Dumą parafii jest też to, że stworzony właśnie tutaj program Seminarium Odnowy Wiary został zatwierdzony w Krościenku przez Centrum Ruchu Światło-Życie i korzystają z niego inni, także środowiska polonijne. 

Tradycją parafii bł. Karoliny jest to, że prócz uroczystości odpustowych, które zawsze organizowane są w niedzielę, w dniu męczeńskiej śmierci, 18 listopada, odprawiana jest również Msza św. W tym roku przewodniczył jej abp senior Damian Zimoń, który wybrał Karolinę na patronkę tej parafii, przy Jej wstawiennictwu  budował się ten kościół i On go poświęcił.  

W niedzielę 13 listopada Uroczystej Sumie odpustowej przewodniczył i kazanie wygłosił Arcybiskup Adrian Galbas.

W tym jubileuszowym dla patronki roku jej parafia świętuje też 10-lecie z organami, które są największymi organami mechanicznymi w archidiecezji katowickiej.
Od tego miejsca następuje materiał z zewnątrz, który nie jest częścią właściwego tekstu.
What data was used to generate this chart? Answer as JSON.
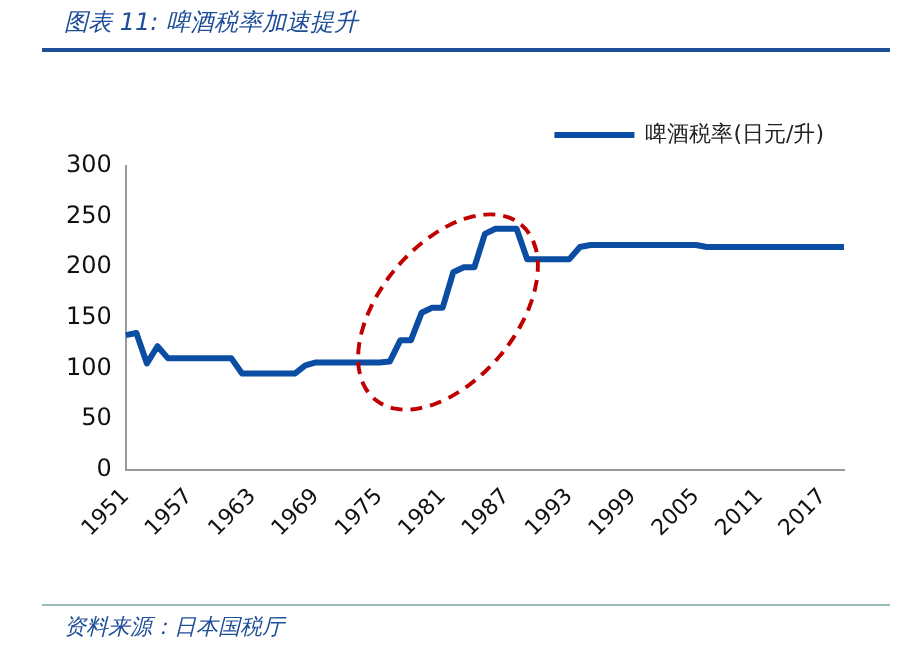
{
  "chart_data": {
    "type": "line",
    "title": "图表 11:  啤酒税率加速提升",
    "categories": [
      "1951",
      null,
      null,
      null,
      null,
      null,
      "1957",
      null,
      null,
      null,
      null,
      null,
      "1963",
      null,
      null,
      null,
      null,
      null,
      "1969",
      null,
      null,
      null,
      null,
      null,
      "1975",
      null,
      null,
      null,
      null,
      null,
      "1981",
      null,
      null,
      null,
      null,
      null,
      "1987",
      null,
      null,
      null,
      null,
      null,
      "1993",
      null,
      null,
      null,
      null,
      null,
      "1999",
      null,
      null,
      null,
      null,
      null,
      "2005",
      null,
      null,
      null,
      null,
      null,
      "2011",
      null,
      null,
      null,
      null,
      null,
      "2017",
      null,
      null
    ],
    "series": [
      {
        "name": "啤酒税率(日元/升)",
        "color": "#0b4da2",
        "values": [
          133,
          135,
          105,
          122,
          110,
          110,
          110,
          110,
          110,
          110,
          110,
          95,
          95,
          95,
          95,
          95,
          95,
          103,
          106,
          106,
          106,
          106,
          106,
          106,
          106,
          107,
          128,
          128,
          155,
          160,
          160,
          195,
          200,
          200,
          233,
          238,
          238,
          238,
          208,
          208,
          208,
          208,
          208,
          220,
          222,
          222,
          222,
          222,
          222,
          222,
          222,
          222,
          222,
          222,
          222,
          220,
          220,
          220,
          220,
          220,
          220,
          220,
          220,
          220,
          220,
          220,
          220,
          220,
          220
        ]
      }
    ],
    "ylim": [
      0,
      300
    ],
    "yticks": [
      0,
      50,
      100,
      150,
      200,
      250,
      300
    ],
    "grid": false,
    "legend": "top right",
    "marker": "none",
    "line_style": "solid",
    "annotations": [
      "资料来源：日本国税厅"
    ]
  }
}
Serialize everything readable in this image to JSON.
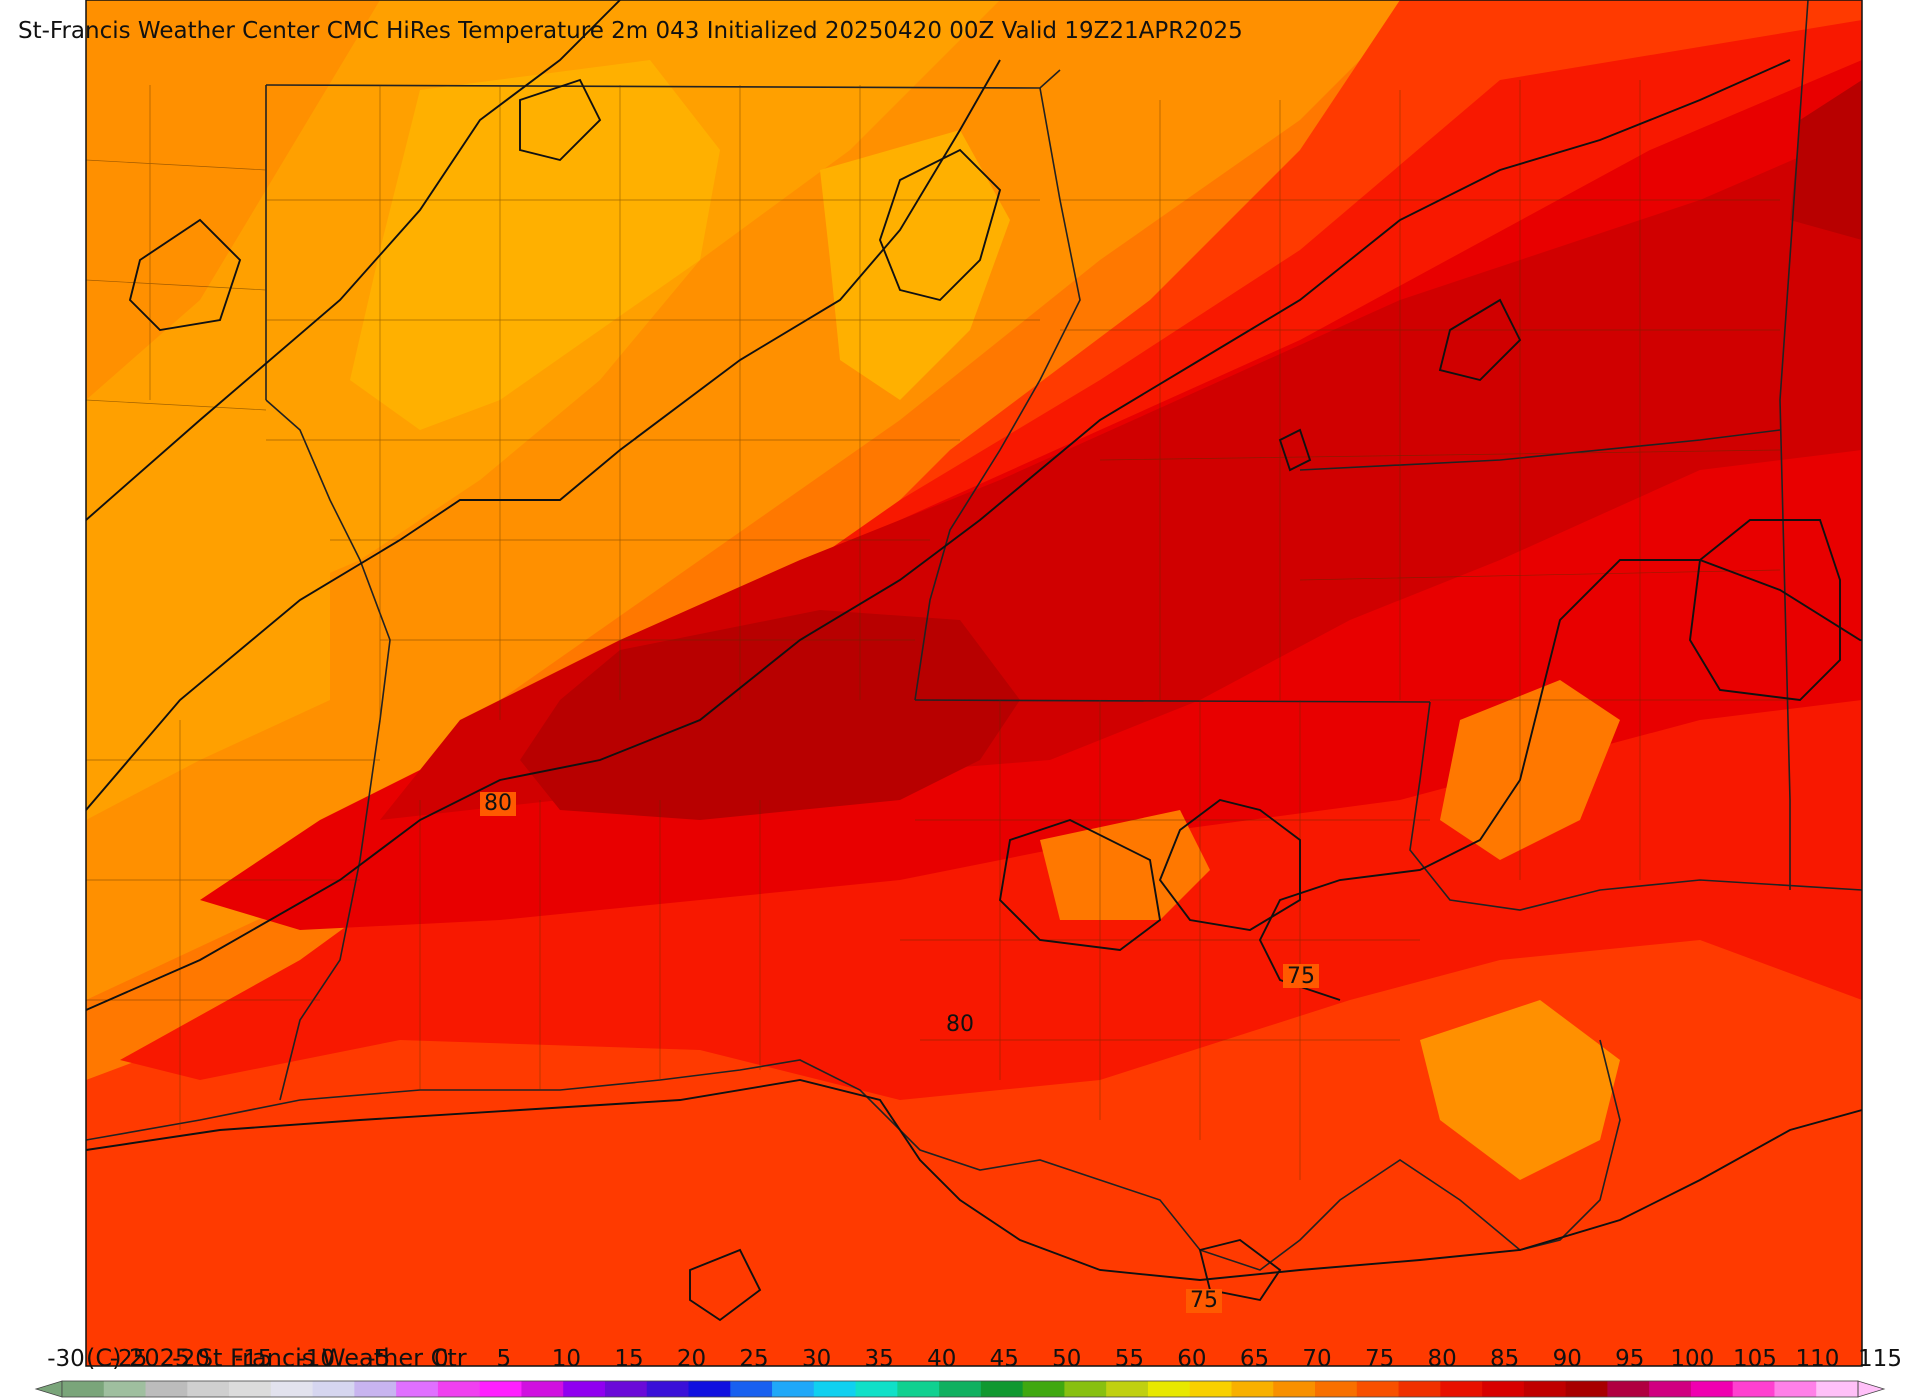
{
  "title": "St-Francis Weather Center CMC HiRes Temperature 2m  043 Initialized 20250420 00Z Valid 19Z21APR2025",
  "copyright": "(C) 2025 St Francis Weather Ctr",
  "contour_labels": [
    "80",
    "80",
    "75",
    "75"
  ],
  "colorbar": {
    "ticks": [
      "-30",
      "-25",
      "-20",
      "-15",
      "-10",
      "-5",
      "0",
      "5",
      "10",
      "15",
      "20",
      "25",
      "30",
      "35",
      "40",
      "45",
      "50",
      "55",
      "60",
      "65",
      "70",
      "75",
      "80",
      "85",
      "90",
      "95",
      "100",
      "105",
      "110",
      "115"
    ],
    "colors": [
      "#7aa57a",
      "#9fbf9f",
      "#bcbcbc",
      "#cfcfcf",
      "#dcdcdc",
      "#e2e2ee",
      "#d6d6f0",
      "#c8b4f0",
      "#e070ff",
      "#f040f0",
      "#ff20ff",
      "#d010e0",
      "#9000f0",
      "#6a0ad8",
      "#3a10d8",
      "#1010e0",
      "#1860f0",
      "#20a8f8",
      "#10d0f0",
      "#10e0c8",
      "#10d090",
      "#10b060",
      "#109830",
      "#40a810",
      "#88c010",
      "#c0d010",
      "#e8e800",
      "#f8d000",
      "#f8b000",
      "#f89000",
      "#f87000",
      "#f85000",
      "#f03000",
      "#e81000",
      "#d80000",
      "#c00000",
      "#a80000",
      "#b00040",
      "#d00080",
      "#f000b0",
      "#ff40d0",
      "#ff80e8",
      "#ffc0f8"
    ]
  },
  "legend_colors": {
    "t65": "#ffb000",
    "t70": "#ff9000",
    "t72": "#ff7800",
    "t75": "#ff5a00",
    "t78": "#ff3a00",
    "t80": "#f81800",
    "t83": "#e80000",
    "t85": "#d00000",
    "t88": "#b80000"
  }
}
Na jubileuszowym koncercie zagrali Michał Botor, kwartet Sonos związany z orkiestrą Aukso oraz prof. Julian Gembalski, który nadzorował ich budowę  i jako pierwszy na nich zagrał w dniu poświęcenia przez metropolitę wrocławskiego,ks. abp. Józefa Kupnego.

Dodajmy jeszcze i to, że wszystkie ważne daty dla Karoliny zostały wyryte na wspomnianej na początku tablicy, którą – jak już powiedzieliśmy – widzimy przy wejściu do kościoła.